La administración Trump comprendió demasiado tarde que sancionar a Venezuela hizo poco para aislar a su régimen. ¿Por qué? Porque los competidores estratégicos de Estados Unidos, incluidos China, Rusia, Irán, Bielorrusia, Turquía, Qatar y, por supuesto, Cuba, se metieron en la brecha y crearon un sistema de apoyo internacional alternativo que sostuvo la dictadura venezolana.

A cambio de compromisos de suministro de petróleo a largo plazo, China proporcionó miles de millones en facilidades de financiamiento a Caracas justo cuando estaba perdiendo acceso a los mercados crediticios occidentales. Las empresas chinas vendieron equipos de control de disturbios al gobierno de Maduro, Rusia vendió aviones de combate y herramientas digitales de espionaje. Irán instaló fábricas de automóviles en Venezuela, fábricas de tractores y casas prefabricadas de Bielorrusia. Turquía y Qatar se convirtieron en los ejes de un sistema para lavar el oro, los diamantes y el coltán extraídos de las selvas del sur de Venezuela y convertirlos en una fuente de ingresos para el régimen.

Esta coalición internacional ad hoc fue un poco destartalada en el mejor de los casos, pero fue lo suficientemente buena para hacer el trabajo. Privó las sanciones económicas de Estados Unidos de su efectividad, permitiendo que el régimen aguantara incluso cuando su gente estaba catastróficamente empobrecida. Sin embargo, la izquierda occidental emprendió una campaña de propaganda bien financiada, llamada “Hands-Off Venezuela” y apoyada por el gobierno venezolano, que pedía la “no intervención” en los asuntos de Venezuela, pero de una manera sorprendentemente desigual: solo a las democracias occidentales se les advertía que mantuvieran sus manos fuera de Venezuela, no a ninguna de las autocracias que apuntalaban al régimen.
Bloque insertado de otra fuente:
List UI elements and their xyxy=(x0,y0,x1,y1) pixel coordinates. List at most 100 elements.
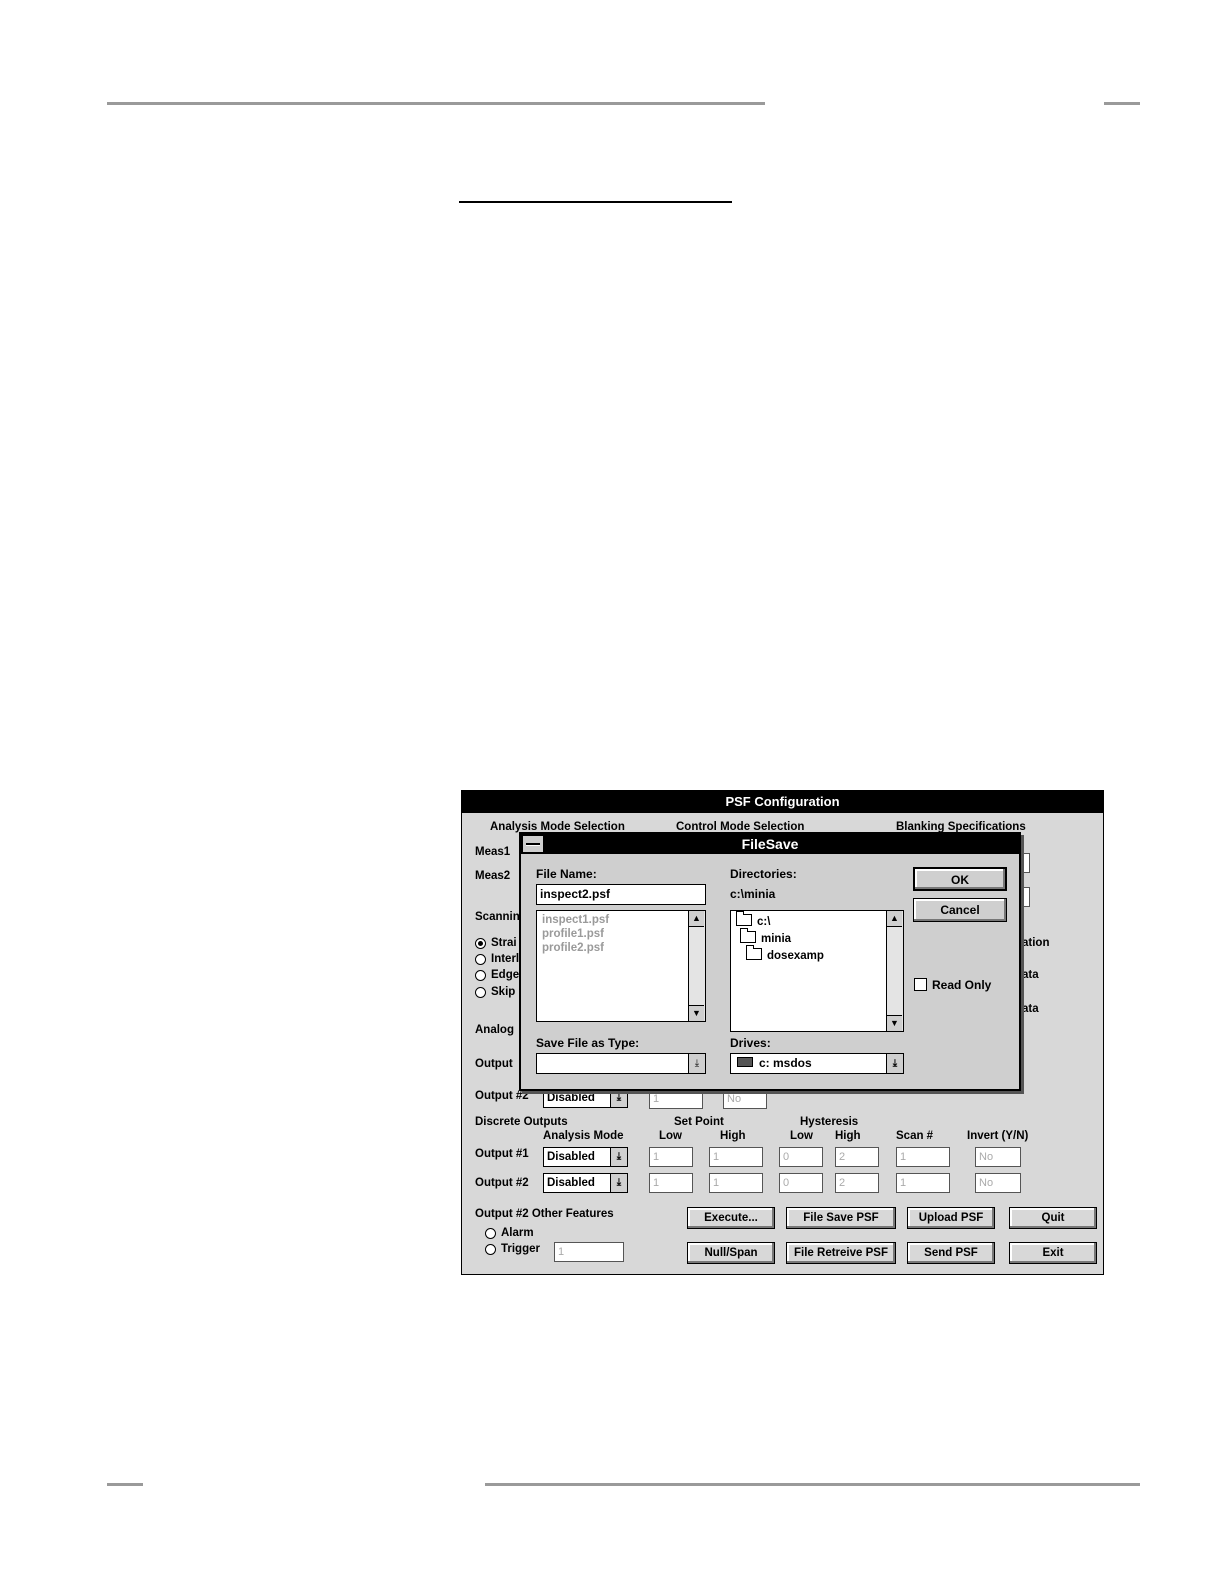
scan-radio-skip[interactable] xyxy=(475,987,486,998)
scroll-up-icon[interactable]: ▲ xyxy=(887,911,902,927)
dropdown-arrow-icon[interactable]: ⤓ xyxy=(610,1089,627,1107)
file-list-scrollbar[interactable]: ▲ ▼ xyxy=(688,911,705,1021)
scan-number-header: Scan # xyxy=(896,1130,934,1142)
drive-icon xyxy=(737,1057,753,1067)
hysteresis-header: Hysteresis xyxy=(800,1116,859,1128)
invert-header: Invert (Y/N) xyxy=(967,1130,1029,1142)
output2-setpoint-high[interactable]: 1 xyxy=(709,1173,763,1193)
output2-invert[interactable]: No xyxy=(975,1173,1021,1193)
analog-output2-label: Output #2 xyxy=(475,1090,529,1102)
current-directory: c:\minia xyxy=(730,887,776,901)
set-point-high-header: High xyxy=(720,1130,746,1142)
dropdown-arrow-icon[interactable]: ⤓ xyxy=(610,1148,627,1166)
file-save-psf-button[interactable]: File Save PSF xyxy=(786,1207,896,1229)
alarm-radio[interactable] xyxy=(485,1228,496,1239)
dropdown-arrow-icon[interactable]: ⤓ xyxy=(610,1174,627,1192)
open-folder-icon xyxy=(740,928,756,943)
ok-button[interactable]: OK xyxy=(913,867,1007,891)
file-name-input[interactable]: inspect2.psf xyxy=(536,884,706,905)
file-item[interactable]: profile1.psf xyxy=(542,928,604,940)
scan-label-interlaced: Interl xyxy=(491,953,520,965)
scan-label-straight: Strai xyxy=(491,937,517,949)
meas1-label: Meas1 xyxy=(475,846,511,858)
scan-radio-interlaced[interactable] xyxy=(475,954,486,965)
output1-setpoint-high[interactable]: 1 xyxy=(709,1147,763,1167)
cancel-button[interactable]: Cancel xyxy=(913,898,1007,922)
bottom-rule-right xyxy=(485,1483,1140,1486)
scroll-up-icon[interactable]: ▲ xyxy=(689,911,704,927)
directories-label: Directories: xyxy=(730,867,797,881)
directory-list-scrollbar[interactable]: ▲ ▼ xyxy=(886,911,903,1031)
directory-item-minia[interactable]: minia xyxy=(740,928,791,945)
directory-item-dosexamp[interactable]: dosexamp xyxy=(746,945,824,962)
directory-item-root[interactable]: c:\ xyxy=(736,911,770,928)
send-psf-button[interactable]: Send PSF xyxy=(907,1242,995,1264)
scroll-down-icon[interactable]: ▼ xyxy=(887,1015,902,1031)
other-features-title: Output #2 Other Features xyxy=(475,1208,614,1220)
hysteresis-high-header: High xyxy=(835,1130,861,1142)
file-item[interactable]: inspect1.psf xyxy=(542,914,609,926)
folder-icon xyxy=(746,945,762,960)
save-type-select[interactable]: ⤓ xyxy=(536,1053,706,1074)
output2-setpoint-low[interactable]: 1 xyxy=(649,1173,693,1193)
scanning-label: Scannin xyxy=(475,911,520,923)
open-folder-icon xyxy=(736,911,752,926)
heading-underline xyxy=(459,201,732,203)
file-retrieve-psf-button[interactable]: File Retreive PSF xyxy=(786,1242,896,1264)
drives-select[interactable]: c: msdos ⤓ xyxy=(730,1053,904,1074)
analog-label: Analog xyxy=(475,1024,514,1036)
dropdown-arrow-icon[interactable]: ⤓ xyxy=(886,1054,903,1073)
scan-radio-edge[interactable] xyxy=(475,970,486,981)
trigger-radio[interactable] xyxy=(485,1244,496,1255)
read-only-label: Read Only xyxy=(932,978,992,992)
drives-label: Drives: xyxy=(730,1036,771,1050)
trigger-label: Trigger xyxy=(501,1243,540,1255)
right-fragment-3: ata xyxy=(1022,1003,1039,1015)
execute-button[interactable]: Execute... xyxy=(687,1207,775,1229)
output2-hysteresis-low[interactable]: 0 xyxy=(779,1173,823,1193)
file-name-label: File Name: xyxy=(536,867,597,881)
file-list[interactable]: inspect1.psf profile1.psf profile2.psf ▲… xyxy=(536,910,706,1022)
dropdown-arrow-icon[interactable]: ⤓ xyxy=(688,1054,705,1073)
discrete-output2-label: Output #2 xyxy=(475,1177,529,1189)
output1-setpoint-low[interactable]: 1 xyxy=(649,1147,693,1167)
directory-list[interactable]: c:\ minia dosexamp ▲ ▼ xyxy=(730,910,904,1032)
null-span-button[interactable]: Null/Span xyxy=(687,1242,775,1264)
analog-output2-mode-select[interactable]: Disabled ⤓ xyxy=(543,1088,628,1108)
scroll-down-icon[interactable]: ▼ xyxy=(689,1005,704,1021)
bottom-rule-left xyxy=(107,1483,143,1486)
exit-button[interactable]: Exit xyxy=(1009,1242,1097,1264)
psf-window-title: PSF Configuration xyxy=(462,791,1103,813)
system-menu-icon[interactable] xyxy=(523,836,544,852)
scan-radio-straight[interactable] xyxy=(475,938,486,949)
filesave-title: FileSave xyxy=(521,834,1019,854)
right-fragment-1: ation xyxy=(1022,937,1050,949)
set-point-low-header: Low xyxy=(659,1130,682,1142)
right-fragment-2: ata xyxy=(1022,969,1039,981)
top-rule-right xyxy=(1104,102,1140,105)
discrete-output1-mode-select[interactable]: Disabled ⤓ xyxy=(543,1147,628,1167)
alarm-label: Alarm xyxy=(501,1227,534,1239)
top-rule-left xyxy=(107,102,765,105)
scan-label-edge: Edge xyxy=(491,969,520,981)
discrete-output1-label: Output #1 xyxy=(475,1148,529,1160)
output2-hysteresis-high[interactable]: 2 xyxy=(835,1173,879,1193)
analog-output1-label: Output xyxy=(475,1058,513,1070)
discrete-output2-mode-select[interactable]: Disabled ⤓ xyxy=(543,1173,628,1193)
output2-scan-number[interactable]: 1 xyxy=(896,1173,950,1193)
output1-hysteresis-low[interactable]: 0 xyxy=(779,1147,823,1167)
analysis-mode-col-header: Analysis Mode xyxy=(543,1130,624,1142)
output1-scan-number[interactable]: 1 xyxy=(896,1147,950,1167)
file-item[interactable]: profile2.psf xyxy=(542,942,604,954)
discrete-outputs-title: Discrete Outputs xyxy=(475,1116,568,1128)
trigger-value-field[interactable]: 1 xyxy=(554,1242,624,1262)
analog-output2-value-2[interactable]: No xyxy=(723,1089,767,1109)
analog-output2-value-1[interactable]: 1 xyxy=(649,1089,703,1109)
hysteresis-low-header: Low xyxy=(790,1130,813,1142)
output1-hysteresis-high[interactable]: 2 xyxy=(835,1147,879,1167)
read-only-checkbox[interactable] xyxy=(914,978,927,991)
upload-psf-button[interactable]: Upload PSF xyxy=(907,1207,995,1229)
quit-button[interactable]: Quit xyxy=(1009,1207,1097,1229)
output1-invert[interactable]: No xyxy=(975,1147,1021,1167)
set-point-header: Set Point xyxy=(674,1116,724,1128)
Uno de los grandes clichés diplomáticos del mundo es que los problemas de un país son para que los resuelvan únicamente los ciudadanos de ese país. Para Venezuela, penetrada hasta la médula por el comunismo cubano y apuntalada por esta dispar coalición de autocracias, tales exhortaciones rituales son una evasión, un llamado a dejar Venezuela a los cubanos.

En una época anterior, las dictaduras tendían a terminar cuando los dictadores volaban a un exilio cómodo. Baby Doc Duvalier, el sanguinario dictador de Haití, terminó en un castillo en la Costa Azul. Idi Amin de Uganda encontró refugio en Arabia Saudita, Fulgencio Batista de Cuba en España.
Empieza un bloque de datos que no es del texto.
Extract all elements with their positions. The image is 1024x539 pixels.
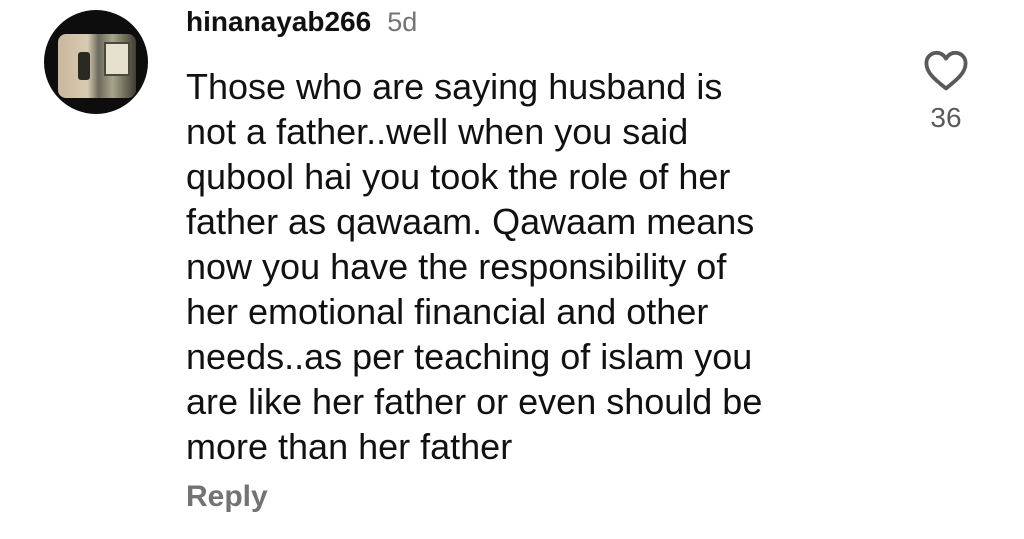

Todo eso cambió cuando el expresidente de Chile Augusto Pinochet fue acusado y arrestado mientras visitaba Londres en 1998. Esa medida, una expresión de la nueva doctrina de derechos humanos de la “jurisdicción universal”, estaba destinada a marcar el comienzo de una nueva era de responsabilidad por las violaciones graves de derechos humanos. Para un dictador como Maduro, sin embargo, significa que dimitir lo llevará a una celda en la cárcel, lo que lo ha hecho más obstinado a la hora de aferrarse al poder. Ninguna garantía de inmunidad de cualquier democracia establecida podría parecer plausible para un hombre que en este momento está siendo investigado por crímenes de lesa humanidad por la Corte Penal Internacional en La Haya.
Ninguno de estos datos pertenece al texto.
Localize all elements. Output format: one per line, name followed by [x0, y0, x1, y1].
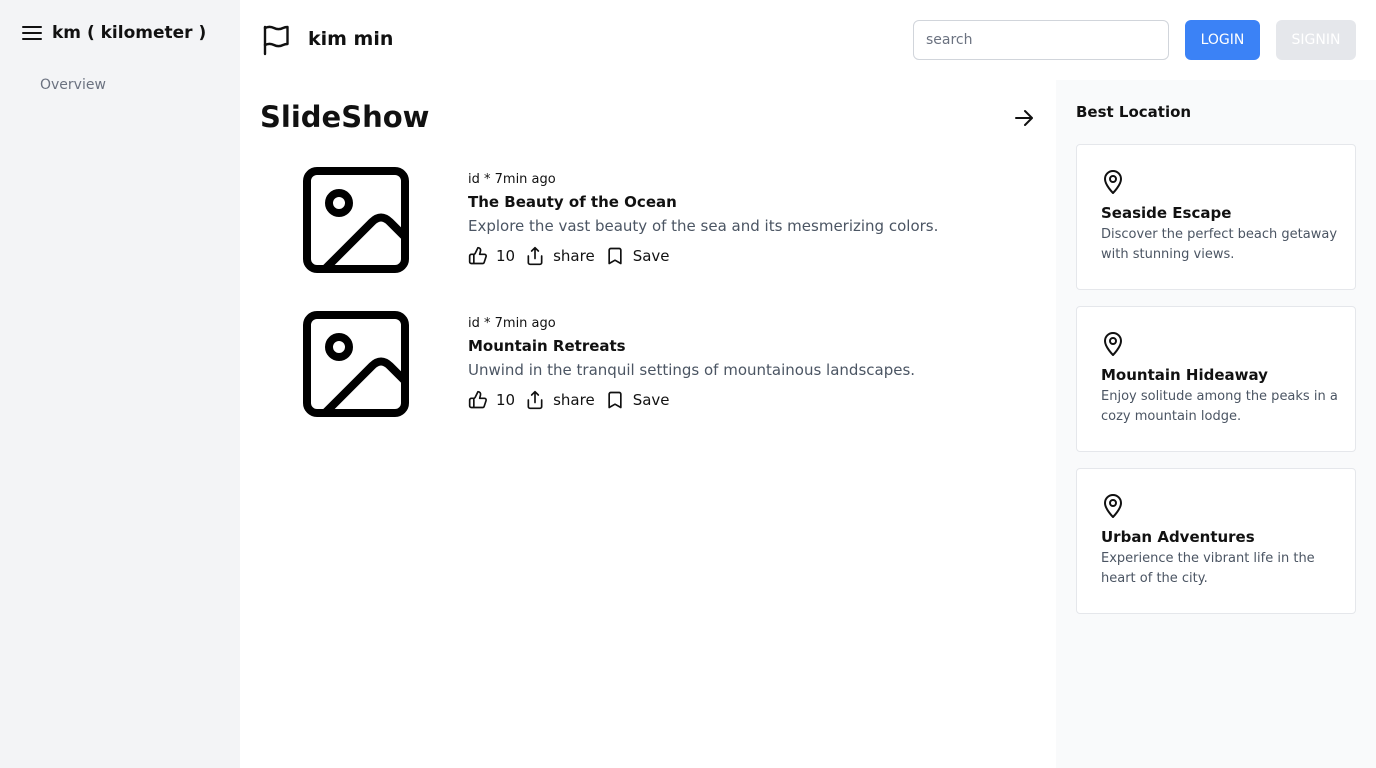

La calamidad de Venezuela era a la vez imposible y estaba sobre-explicada. Cualquiera de sus enfermedades —socialismo, un estado capturado por criminales, sanciones draconianas, hiperinflación— podría haber sido suficiente para arruinar un país. Pero el país aún podría haber encontrado las reservas morales para liberarse de sus problemas si no hubiera sido por un factor determinante en última instancia: Cuba.

Venezuela está siendo saqueada en beneficio de una potencia exterior. Esos petroleros que transportan petróleo hacia el norte hasta La Habana mientras los conductores venezolanos esperan en la fila cuentan la historia de su desastre de manera más clara que cualquier análisis. Venezuela está bajo una sigilosa ocupación extranjera, no menos real por haber sido invitada.